Bank of Japan surprise takes eyes off continuing Euro woes
19/Sep/2012 • Currency Updates•
Concerns about the looming fight over the U.S. deficit are edging out the euro crisis in the minds of many investors, according to a pair of surveys by major banks.
The U.S. “fiscal cliff”–a mix of tax increases and budget cuts that kick into effect in January if Congress can’t agree on a plan to reduce deficits–has become the top risk identified by investors, bumping Europe’s sovereign debt woes from the top slot for the first time since last April.
Yesterday The dollar rose to a near one-month high against the yen Wednesday in Asia after the Bank of Japan caught the market by surprise, announcing new easing steps to support Japan’s slowing economic recovery. The dollar index, which measures the greenback against six major currencies, rose to 79.227 from 79.044 on Monday.
New-home construction in the U.S. probably rose in August to the highest level in almost four years, showing residential real estate is sustaining a recovery even as the broader economy sputters, economists said before a report today. This data will be officially released today at 1.30. We also expect home sales data at 3pm which is also expected to beat previous figures.
Yesterday, data showed that UK inflation dipped slightly in August despite a rise in oil and fuel costs. This kept alive prospects of the Bank of England injecting more cash into the economy later this year, giving Mervyn King more room for manoeuvre.
However, the pound has been underpinned by better UK data in recent weeks, which has eased concerns about the growth outlook.
The BoE will release minutes of its latest monetary policy meeting this morning, which will show the balance of views on further stimulus. Most analysts do not expect any further easing before November. Given the more promising data released recently, the UK economy has been put in a brighter light. However, given it has been falling, it is difficult to anticipate what the BoE consensus will be.

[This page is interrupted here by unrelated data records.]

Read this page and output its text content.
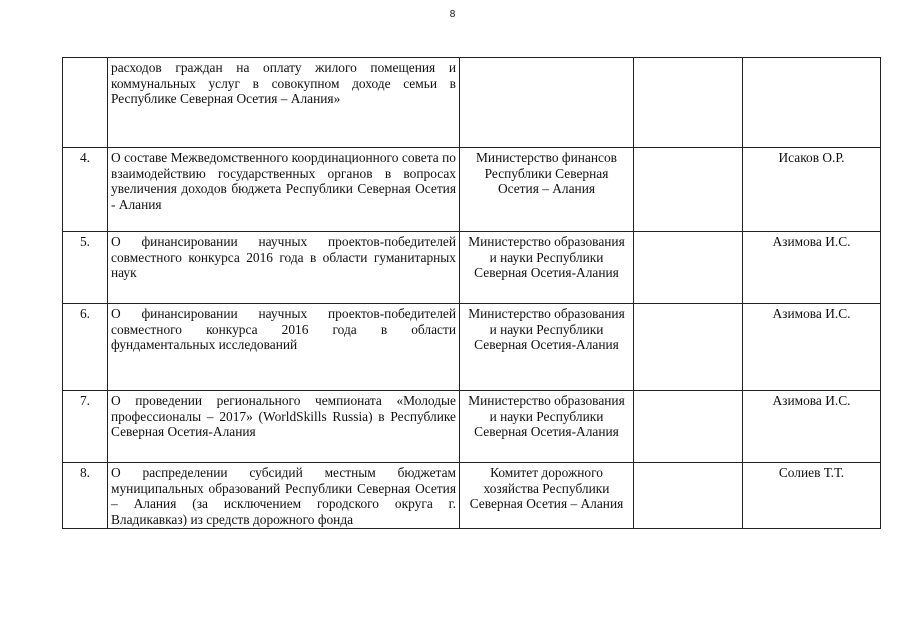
8
	расходов граждан на оплату жилого помещения и коммунальных услуг в совокупном доходе семьи в Республике Северная Осетия – Алания»			
4.	О составе Межведомственного координационного совета по взаимодействию государственных органов в вопросах увеличения доходов бюджета Республики Северная Осетия - Алания	Министерство финансов Республики Северная Осетия – Алания		Исаков О.Р.
5.	О финансировании научных проектов-победителей совместного конкурса 2016 года в области гуманитарных наук	Министерство образования и науки Республики Северная Осетия-Алания		Азимова И.С.
6.	О финансировании научных проектов-победителей совместного конкурса 2016 года в области фундаментальных исследований	Министерство образования и науки Республики Северная Осетия-Алания		Азимова И.С.
7.	О проведении регионального чемпионата «Молодые профессионалы – 2017» (WorldSkills Russia) в Республике Северная Осетия-Алания	Министерство образования и науки Республики Северная Осетия-Алания		Азимова И.С.
8.	О распределении субсидий местным бюджетам муниципальных образований Республики Северная Осетия – Алания (за исключением городского округа г. Владикавказ) из средств дорожного фонда	Комитет дорожного хозяйства Республики Северная Осетия – Алания		Солиев Т.Т.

The euro fell against most major currencies after a survey showed German investor sentiment stayed negative this month as the region’s economy struggles amid debt crisis. The 17-nation currency weakened from four-month highs versus the dollar and yen amid concerns about Spain. Investors yesterday piled further pressure on Spain as there request for aid had triggered an ECB bond-buying programme seen as inevitable to help the country finance its debts, with the benchmark 10 year bond rising to just over 6%. Meanwhile Charles Dallara, the chief negotiator for Greece’s private sector creditors said yesterday that the country should get cheaper rates on its 130bn Euro aid deal and at least two more years from the US and IMF to repay them.